朱雀。あいつを相手にするのなら、大きな戦になるだろう。そうなれば、俺達に招集がかかるのも時間の問題だ。
「わかった。習得させておく」
首肯いて、俺は酒をあおった。辛口のそれが胸を焼く。目を閉じて、その感覚を噛み締めた。
「と、言うわけだから。お前。俺の家、見ててよ」
「あんたの家をか」
俺は眼を見開いた。結界の張り巡らされたカカシの家。盗人など入ろうはずもない。
「当分、帰れないだろうから」
手元の杯を眺め、ゆっくりと口に含む。
「長引きそうか」
「奴が出てくる時期による、かな」
「そうか」
「もしそうなるようだったら、中を一度確かめてくれ。
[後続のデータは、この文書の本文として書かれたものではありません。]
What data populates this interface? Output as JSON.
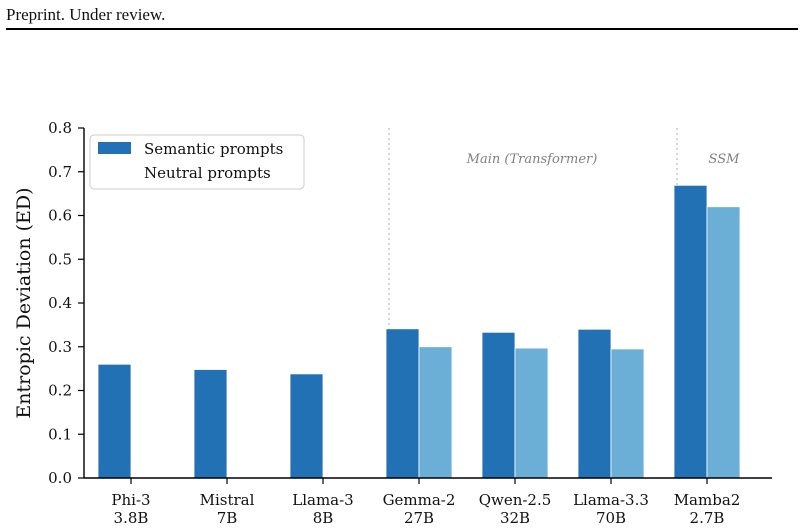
{
  "header": {
    "text": "Preprint. Under review."
  },
  "chart_data": {
    "type": "bar",
    "categories": [
      [
        "Phi-3",
        "3.8B"
      ],
      [
        "Mistral",
        "7B"
      ],
      [
        "Llama-3",
        "8B"
      ],
      [
        "Gemma-2",
        "27B"
      ],
      [
        "Qwen-2.5",
        "32B"
      ],
      [
        "Llama-3.3",
        "70B"
      ],
      [
        "Mamba2",
        "2.7B"
      ]
    ],
    "series": [
      {
        "name": "Semantic prompts",
        "color": "#2271b5",
        "values": [
          0.26,
          0.248,
          0.238,
          0.341,
          0.333,
          0.34,
          0.669
        ]
      },
      {
        "name": "Neutral prompts",
        "color": "#6baed6",
        "values": [
          null,
          null,
          null,
          0.3,
          0.297,
          0.295,
          0.62
        ]
      }
    ],
    "ylabel": "Entropic Deviation (ED)",
    "xlabel": "",
    "ylim": [
      0,
      0.8
    ],
    "yticks": [
      0.0,
      0.1,
      0.2,
      0.3,
      0.4,
      0.5,
      0.6,
      0.7,
      0.8
    ],
    "group_labels": [
      "Main (Transformer)",
      "SSM"
    ],
    "legend": "top-left",
    "grid": false
  }
}
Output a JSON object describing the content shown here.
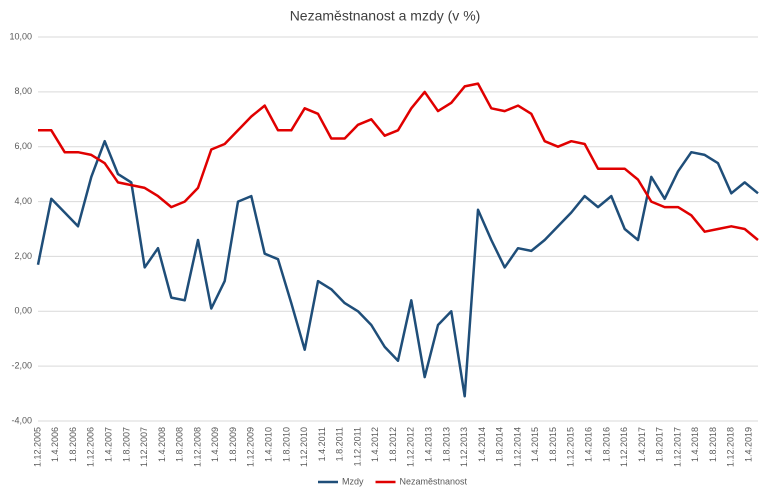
{
  "chart_data": {
    "type": "line",
    "title": "Nezaměstnanost a mzdy (v %)",
    "x": [
      "1.12.2005",
      "1.3.2006",
      "1.6.2006",
      "1.9.2006",
      "1.12.2006",
      "1.3.2007",
      "1.6.2007",
      "1.9.2007",
      "1.12.2007",
      "1.3.2008",
      "1.6.2008",
      "1.9.2008",
      "1.12.2008",
      "1.3.2009",
      "1.6.2009",
      "1.9.2009",
      "1.12.2009",
      "1.3.2010",
      "1.6.2010",
      "1.9.2010",
      "1.12.2010",
      "1.3.2011",
      "1.6.2011",
      "1.9.2011",
      "1.12.2011",
      "1.3.2012",
      "1.6.2012",
      "1.9.2012",
      "1.12.2012",
      "1.3.2013",
      "1.6.2013",
      "1.9.2013",
      "1.12.2013",
      "1.3.2014",
      "1.6.2014",
      "1.9.2014",
      "1.12.2014",
      "1.3.2015",
      "1.6.2015",
      "1.9.2015",
      "1.12.2015",
      "1.3.2016",
      "1.6.2016",
      "1.9.2016",
      "1.12.2016",
      "1.3.2017",
      "1.6.2017",
      "1.9.2017",
      "1.12.2017",
      "1.3.2018",
      "1.6.2018",
      "1.9.2018",
      "1.12.2018",
      "1.3.2019",
      "1.6.2019"
    ],
    "series": [
      {
        "name": "Mzdy",
        "color": "#1f4e79",
        "values": [
          1.7,
          4.1,
          3.6,
          3.1,
          4.9,
          6.2,
          5.0,
          4.7,
          1.6,
          2.3,
          0.5,
          0.4,
          2.6,
          0.1,
          1.1,
          4.0,
          4.2,
          2.1,
          1.9,
          0.3,
          -1.4,
          1.1,
          0.8,
          0.3,
          0.0,
          -0.5,
          -1.3,
          -1.8,
          0.4,
          -2.4,
          -0.5,
          0.0,
          -3.1,
          3.7,
          2.6,
          1.6,
          2.3,
          2.2,
          2.6,
          3.1,
          3.6,
          4.2,
          3.8,
          4.2,
          3.0,
          2.6,
          4.9,
          4.1,
          5.1,
          5.8,
          5.7,
          5.4,
          4.3,
          4.7,
          4.3
        ]
      },
      {
        "name": "Nezaměstnanost",
        "color": "#e00000",
        "values": [
          6.6,
          6.6,
          5.8,
          5.8,
          5.7,
          5.4,
          4.7,
          4.6,
          4.5,
          4.2,
          3.8,
          4.0,
          4.5,
          5.9,
          6.1,
          6.6,
          7.1,
          7.5,
          6.6,
          6.6,
          7.4,
          7.2,
          6.3,
          6.3,
          6.8,
          7.0,
          6.4,
          6.6,
          7.4,
          8.0,
          7.3,
          7.6,
          8.2,
          8.3,
          7.4,
          7.3,
          7.5,
          7.2,
          6.2,
          6.0,
          6.2,
          6.1,
          5.2,
          5.2,
          5.2,
          4.8,
          4.0,
          3.8,
          3.8,
          3.5,
          2.9,
          3.0,
          3.1,
          3.0,
          2.6
        ]
      }
    ],
    "xticks": [
      "1.12.2005",
      "1.4.2006",
      "1.8.2006",
      "1.12.2006",
      "1.4.2007",
      "1.8.2007",
      "1.12.2007",
      "1.4.2008",
      "1.8.2008",
      "1.12.2008",
      "1.4.2009",
      "1.8.2009",
      "1.12.2009",
      "1.4.2010",
      "1.8.2010",
      "1.12.2010",
      "1.4.2011",
      "1.8.2011",
      "1.12.2011",
      "1.4.2012",
      "1.8.2012",
      "1.12.2012",
      "1.4.2013",
      "1.8.2013",
      "1.12.2013",
      "1.4.2014",
      "1.8.2014",
      "1.12.2014",
      "1.4.2015",
      "1.8.2015",
      "1.12.2015",
      "1.4.2016",
      "1.8.2016",
      "1.12.2016",
      "1.4.2017",
      "1.8.2017",
      "1.12.2017",
      "1.4.2018",
      "1.8.2018",
      "1.12.2018",
      "1.4.2019"
    ],
    "ylim": [
      -4,
      10
    ],
    "yticks": [
      {
        "value": -4,
        "label": "-4,00"
      },
      {
        "value": -2,
        "label": "-2,00"
      },
      {
        "value": 0,
        "label": "0,00"
      },
      {
        "value": 2,
        "label": "2,00"
      },
      {
        "value": 4,
        "label": "4,00"
      },
      {
        "value": 6,
        "label": "6,00"
      },
      {
        "value": 8,
        "label": "8,00"
      },
      {
        "value": 10,
        "label": "10,00"
      }
    ],
    "grid": true,
    "legend": "bottom"
  }
}
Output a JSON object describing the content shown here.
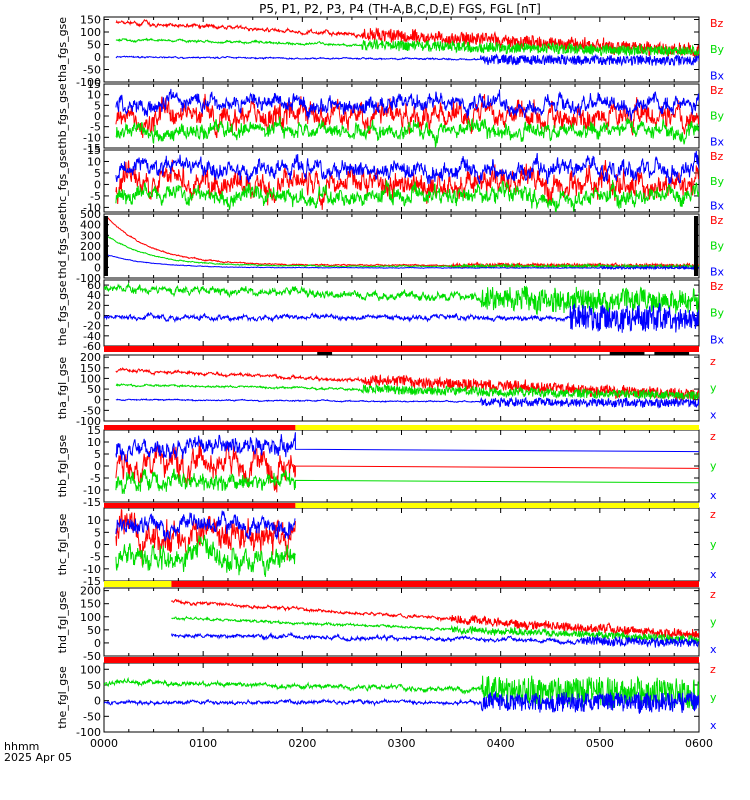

・・・・・あの人のものがある。お前なら、あの家に入れるだろう?」
「ああ」
「頼む」
口元だけで、微かに笑った。
「話は終わりか?」
「いや。それとね、お前に渡したいものがある」
「何だよ」
怪訝に見やると、奴は懐から数冊の本を出した。見覚えのある本。イチャイチャシリーズ全集。
「おい、なめてんのか。いらねぇよ」
「ま。中を見てみな」
言いながら、奴は一冊投げた。受け止めて、開く。
「・・・・・ただの、スケベ本じゃねぇか」
「写輪眼で見てみろ」
「なに」
「いいから」
促されて、写輪眼を使う。これは・・・。
俺は本を凝視した。
そこには、暗号化された膨大な情報が記されていた。禁術。近隣諸国の情勢。木の葉の里全体の機密事項と歴史。
「カカシ」
「見事だろう。お前と俺にしか、わからない。それは、あの人が考えたんだ」
「イルカ先生が・・・・」
「あの人が記した情報に、俺が知っている事全てをつけ足した」
瞬時、俺は戸惑った。重要すぎる情報。上忍とはいえ、これは火影に匹敵するものだ。
「俺が、持っててもいいのか」
「ああ。お前に託す。お前が必要だと思うことに、それを使えばいい」
「・・・・・わかった」
俺は本をベストにしまった。貴重な彼らの記録。必ず、使う日が来るだろう。
「本当に、凄い人だったんだな・・・・・イルカ先生って」
「そうだよ。なんせ、お前たちの先生だからね。でも、だめだよ」
「はぁ?」
意味が分からなくて、聞き返した。奴は色ちがいの両眼を細め、にやりと笑う。胸のあたりに手をやり、ゆっくりと言い聞かせるように言った。
「あの人は、俺のだからね」
一瞬、俺は言葉を失くす。
「んなこと、言ってないだろが」
呆れながら抗議すると、喉の奥で笑った。ふと、反撃を思いつく。
「そういうことなら、あいつは俺のものだな」
お返しとばかりに、不敵に笑ってやった。しかし、俺が見たものは・・・・。
奴は笑っていた。苦笑の混じった、でも穏やかな顔で。
「そうだ。あいつがそれを望む限りは」
奇麗な微笑み。この上なく、優しく見えた。あの人のそれのように。
「じゃ」
白みかけた空のもと、カカシは枝を蹴った。瞬く間に、姿が消える。俺は黙って見送った。
早朝、はたけカカシ率いる部隊は、山岳地帯へと出発した。
『生きて帰れ』とは言わない。
戦場がどういう所か、わかりきっているから。
何が起こるかわからないと、知っているから。
それでも、少しでも。
あんたにとって、いい結果であるよう祈ってるよ。